La canciller Merkel está que trina después de enterarse de
que los norteamericanos llevan escuchando sus conversaciones telefónicas desde
la última vez que se puso unos vaqueros. ¡Eso no lo hacen los amigos!, ha
exclamado, furibunda. El cabreo es comprensible. Igual que el alivio que habrá
sentido el pobre agente de la NSA asignado al caso –la CIA está pasada de moda,
hoy lo que mola es la National Security Agency – al enterarse de que la misión
ha terminado después de tantos años. Parece que oigo los ¡pop! de las botellas
de champagne, las lágrimas de alegría rodar por sus mejillas, los cientos de
“congratulations!” que recibirá de compañeros y amigos. ¡Más de una década
escuchando las conversaciones de Frau Merkel! Para que luego digan que ser
espía tiene glamour. Trabajo no habrá tenido mucho, porque no veo a la mandamás
alemana colgada del teléfono para comentar cualquier tontería. Pocos cotilleos
que llevarse al cuerpo, ni un “espera, cutxi-cutxi, que ahora voy y me pongo
aquello que me regalaste...” ¡O a lo mejor sí! Quién sabe si escuchar a la
Merkel no ha sido el trabajo más emocionante y picante de toda la carrera de
nuestro sufrido agente de la NSA. El pobre Obama también ha tenido un papelón.

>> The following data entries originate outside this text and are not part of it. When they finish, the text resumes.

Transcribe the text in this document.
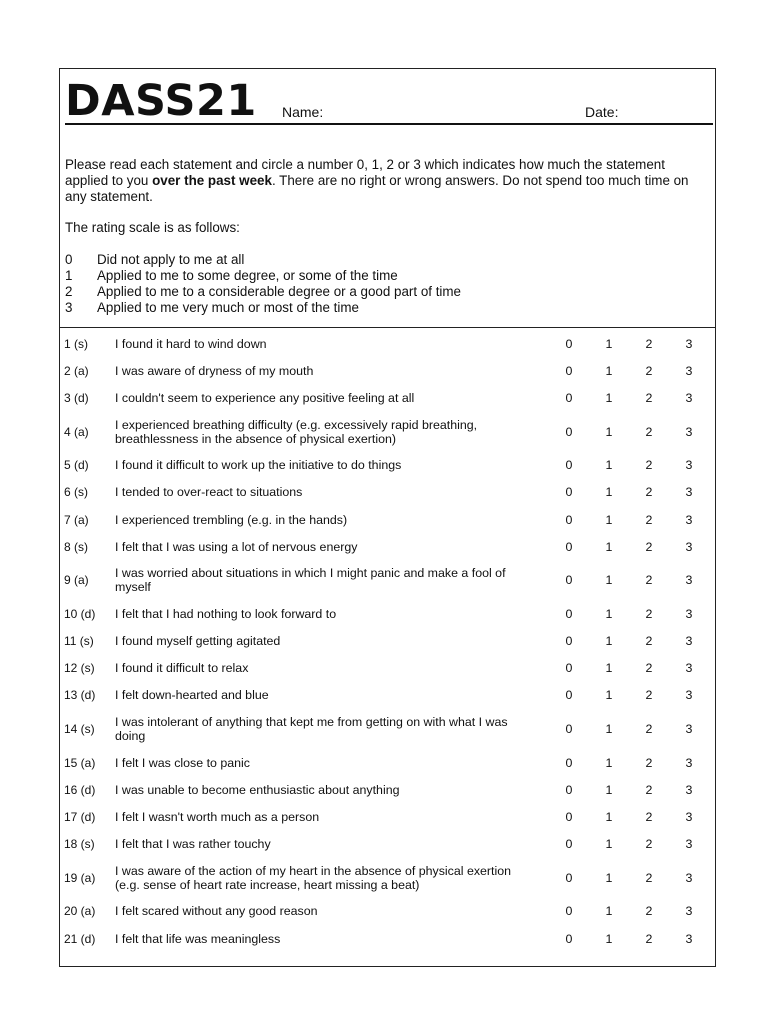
DASS21 Name:	Date:

Please read each statement and circle a number 0, 1, 2 or 3 which indicates how much the statement applied to you over the past week. There are no right or wrong answers. Do not spend too much time on any statement.

The rating scale is as follows:
0	Did not apply to me at all
1	Applied to me to some degree, or some of the time
2	Applied to me to a considerable degree or a good part of time
3	Applied to me very much or most of the time
1 (s) I found it hard to wind down	0	1	2	3
2 (a) I was aware of dryness of my mouth	0	1	2	3
3 (d) I couldn't seem to experience any positive feeling at all	0	1	2	3
4 (a) I experienced breathing difficulty (e.g. excessively rapid breathing, breathlessness in the absence of physical exertion)	0	1	2	3
5 (d) I found it difficult to work up the initiative to do things	0	1	2	3
6 (s) I tended to over-react to situations	0	1	2	3
7 (a) I experienced trembling (e.g. in the hands)	0	1	2	3
8 (s) I felt that I was using a lot of nervous energy	0	1	2	3
9 (a) I was worried about situations in which I might panic and make a fool of myself	0	1	2	3
10 (d) I felt that I had nothing to look forward to	0	1	2	3
11 (s) I found myself getting agitated	0	1	2	3
12 (s) I found it difficult to relax	0	1	2	3
13 (d) I felt down-hearted and blue	0	1	2	3
14 (s) I was intolerant of anything that kept me from getting on with what I was doing	0	1	2	3
15 (a) I felt I was close to panic	0	1	2	3
16 (d) I was unable to become enthusiastic about anything	0	1	2	3
17 (d) I felt I wasn't worth much as a person	0	1	2	3
18 (s) I felt that I was rather touchy	0	1	2	3
19 (a) I was aware of the action of my heart in the absence of physical exertion (e.g. sense of heart rate increase, heart missing a beat)	0	1	2	3
20 (a) I felt scared without any good reason	0	1	2	3
21 (d) I felt that life was meaningless	0	1	2	3
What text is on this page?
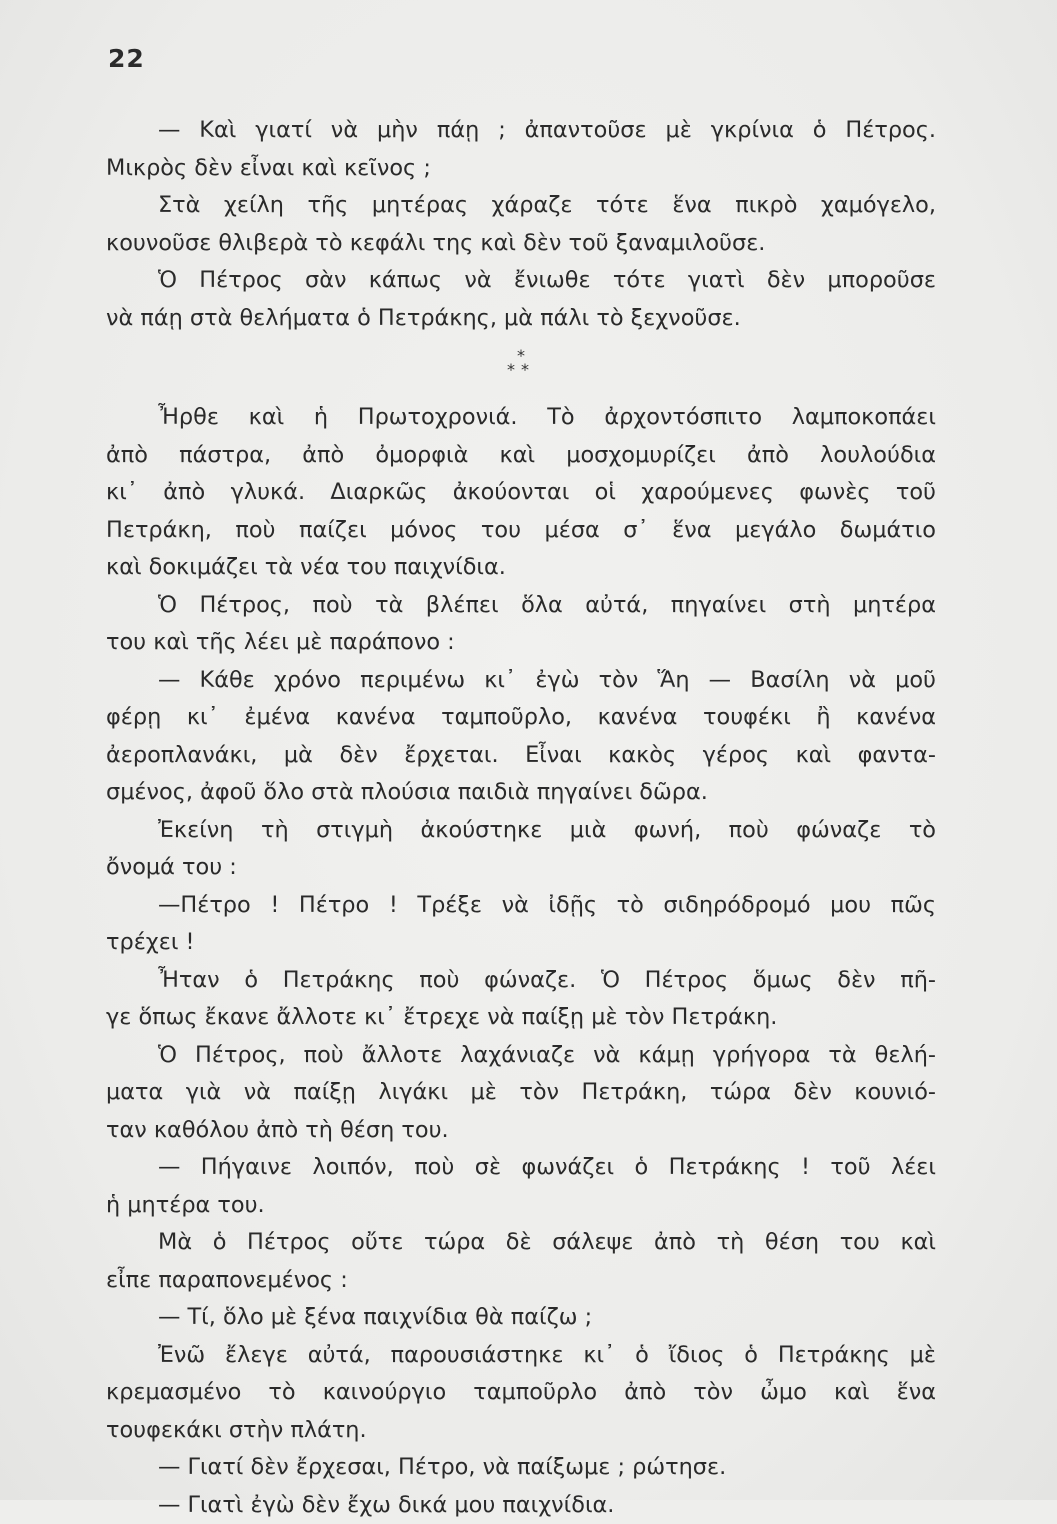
22
— Καὶ γιατί νὰ μὴν πάῃ ; ἀπαντοῦσε μὲ γκρίνια ὁ Πέτρος.
Μικρὸς δὲν εἶναι καὶ κεῖνος ;
Στὰ χείλη τῆς μητέρας χάραζε τότε ἕνα πικρὸ χαμόγελο,
κουνοῦσε θλιβερὰ τὸ κεφάλι της καὶ δὲν τοῦ ξαναμιλοῦσε.
Ὁ Πέτρος σὰν κάπως νὰ ἔνιωθε τότε γιατὶ δὲν μποροῦσε
νὰ πάῃ στὰ θελήματα ὁ Πετράκης, μὰ πάλι τὸ ξεχνοῦσε.
*
**
Ἦρθε καὶ ἡ Πρωτοχρονιά. Τὸ ἀρχοντόσπιτο λαμποκοπάει
ἀπὸ πάστρα, ἀπὸ ὀμορφιὰ καὶ μοσχομυρίζει ἀπὸ λουλούδια
κι᾿ ἀπὸ γλυκά. Διαρκῶς ἀκούονται οἱ χαρούμενες φωνὲς τοῦ
Πετράκη, ποὺ παίζει μόνος του μέσα σ᾿ ἕνα μεγάλο δωμάτιο
καὶ δοκιμάζει τὰ νέα του παιχνίδια.
Ὁ Πέτρος, ποὺ τὰ βλέπει ὅλα αὐτά, πηγαίνει στὴ μητέρα
του καὶ τῆς λέει μὲ παράπονο :
— Κάθε χρόνο περιμένω κι᾿ ἐγὼ τὸν Ἅη — Βασίλη νὰ μοῦ
φέρῃ κι᾿ ἐμένα κανένα ταμποῦρλο, κανένα τουφέκι ἢ κανένα
ἀεροπλανάκι, μὰ δὲν ἔρχεται. Εἶναι κακὸς γέρος καὶ φαντα-
σμένος, ἀφοῦ ὅλο στὰ πλούσια παιδιὰ πηγαίνει δῶρα.
Ἐκείνη τὴ στιγμὴ ἀκούστηκε μιὰ φωνή, ποὺ φώναζε τὸ
ὄνομά του :
—Πέτρο ! Πέτρο ! Τρέξε νὰ ἰδῇς τὸ σιδηρόδρομό μου πῶς
τρέχει !
Ἦταν ὁ Πετράκης ποὺ φώναζε. Ὁ Πέτρος ὅμως δὲν πῆ-
γε ὅπως ἔκανε ἄλλοτε κι᾿ ἔτρεχε νὰ παίξῃ μὲ τὸν Πετράκη.
Ὁ Πέτρος, ποὺ ἄλλοτε λαχάνιαζε νὰ κάμῃ γρήγορα τὰ θελή-
ματα γιὰ νὰ παίξῃ λιγάκι μὲ τὸν Πετράκη, τώρα δὲν κουνιό-
ταν καθόλου ἀπὸ τὴ θέση του.
— Πήγαινε λοιπόν, ποὺ σὲ φωνάζει ὁ Πετράκης ! τοῦ λέει
ἡ μητέρα του.
Μὰ ὁ Πέτρος οὔτε τώρα δὲ σάλεψε ἀπὸ τὴ θέση του καὶ
εἶπε παραπονεμένος :
— Τί, ὅλο μὲ ξένα παιχνίδια θὰ παίζω ;
Ἐνῶ ἔλεγε αὐτά, παρουσιάστηκε κι᾿ ὁ ἴδιος ὁ Πετράκης μὲ
κρεμασμένο τὸ καινούργιο ταμποῦρλο ἀπὸ τὸν ὦμο καὶ ἕνα
τουφεκάκι στὴν πλάτη.
— Γιατί δὲν ἔρχεσαι, Πέτρο, νὰ παίξωμε ; ρώτησε.
— Γιατὶ ἐγὼ δὲν ἔχω δικά μου παιχνίδια.
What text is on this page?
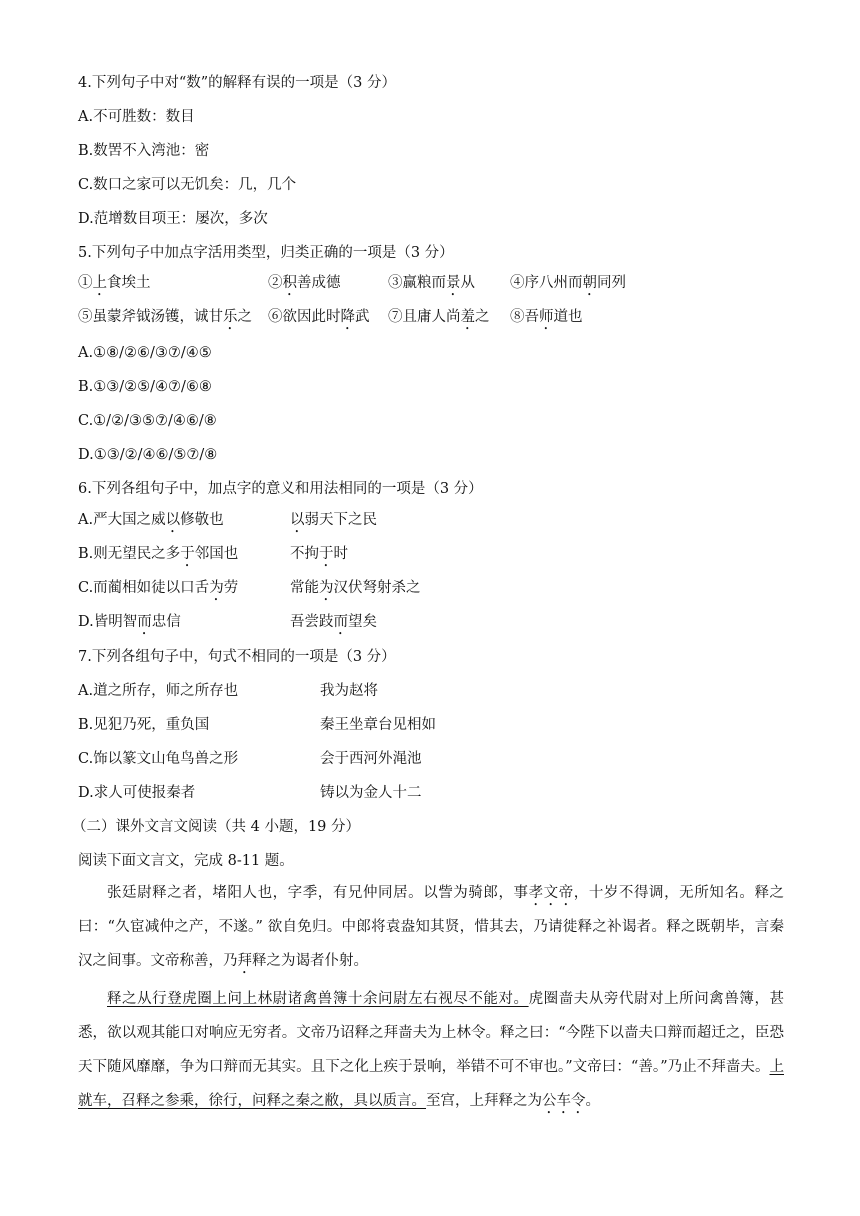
4.下列句子中对“数”的解释有误的一项是（3 分）
A.不可胜数：数目
B.数罟不入湾池：密
C.数口之家可以无饥矣：几，几个
D.范增数目项王：屡次，多次
5.下列句子中加点字活用类型，归类正确的一项是（3 分）
①上食埃土	②积善成德	③赢粮而景从 ④序八州而朝同列
⑤虽蒙斧钺汤镬，诚甘乐之 ⑥欲因此时降武 ⑦且庸人尚羞之 ⑧吾师道也
A.①⑧/②⑥/③⑦/④⑤
B.①③/②⑤/④⑦/⑥⑧
C.①/②/③⑤⑦/④⑥/⑧
D.①③/②/④⑥/⑤⑦/⑧
6.下列各组句子中，加点字的意义和用法相同的一项是（3 分）
A.严大国之威以修敬也	以弱天下之民
B.则无望民之多于邻国也	不拘于时
C.而蔺相如徒以口舌为劳	常能为汉伏弩射杀之
D.皆明智而忠信	吾尝跂而望矣
7.下列各组句子中，句式不相同的一项是（3 分）
A.道之所存，师之所存也	我为赵将
B.见犯乃死，重负国	秦王坐章台见相如
C.饰以篆文山龟鸟兽之形	会于西河外渑池
D.求人可使报秦者	铸以为金人十二
（二）课外文言文阅读（共 4 小题，19 分）
阅读下面文言文，完成 8-11 题。
张廷尉释之者，堵阳人也，字季，有兄仲同居。以訾为骑郎，事孝文帝，十岁不得调，无所知名。释之曰：“久宦减仲之产，不遂。” 欲自免归。中郎将袁盎知其贤，惜其去，乃请徙释之补谒者。释之既朝毕，言秦汉之间事。文帝称善，乃拜释之为谒者仆射。
释之从行登虎圈上问上林尉诸禽兽簿十余问尉左右视尽不能对。虎圈啬夫从旁代尉对上所问禽兽簿，甚悉，欲以观其能口对响应无穷者。文帝乃诏释之拜啬夫为上林令。释之曰：“今陛下以啬夫口辩而超迁之，臣恐天下随风靡靡，争为口辩而无其实。且下之化上疾于景响，举错不可不审也。”文帝曰：“善。”乃止不拜啬夫。上就车，召释之参乘，徐行，问释之秦之敝，具以质言。至宫，上拜释之为公车令。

El programa de escuchas a 35 líderes mundiales, entre los que estaba la
alemana, existía desde mucho antes de que tomara posesión del cargo, pero a él
le ha tocado dar las explicaciones. En una asombrosa pirueta dialéctica para
salvar sus principios sin dejar de ser presidente de los Estados Unidos, ha
pedido a sus servicios de inteligencia que espíen “solo lo que necesiten” y no
“lo que puedan”. Gracias, Barack, es todo un detalle. Por cierto, no me ha
quedado claro si Rajoy estaba dentro de esa lista de líderes espiados. Haced
como que sí, por favor. O se nos pondrá celosillo.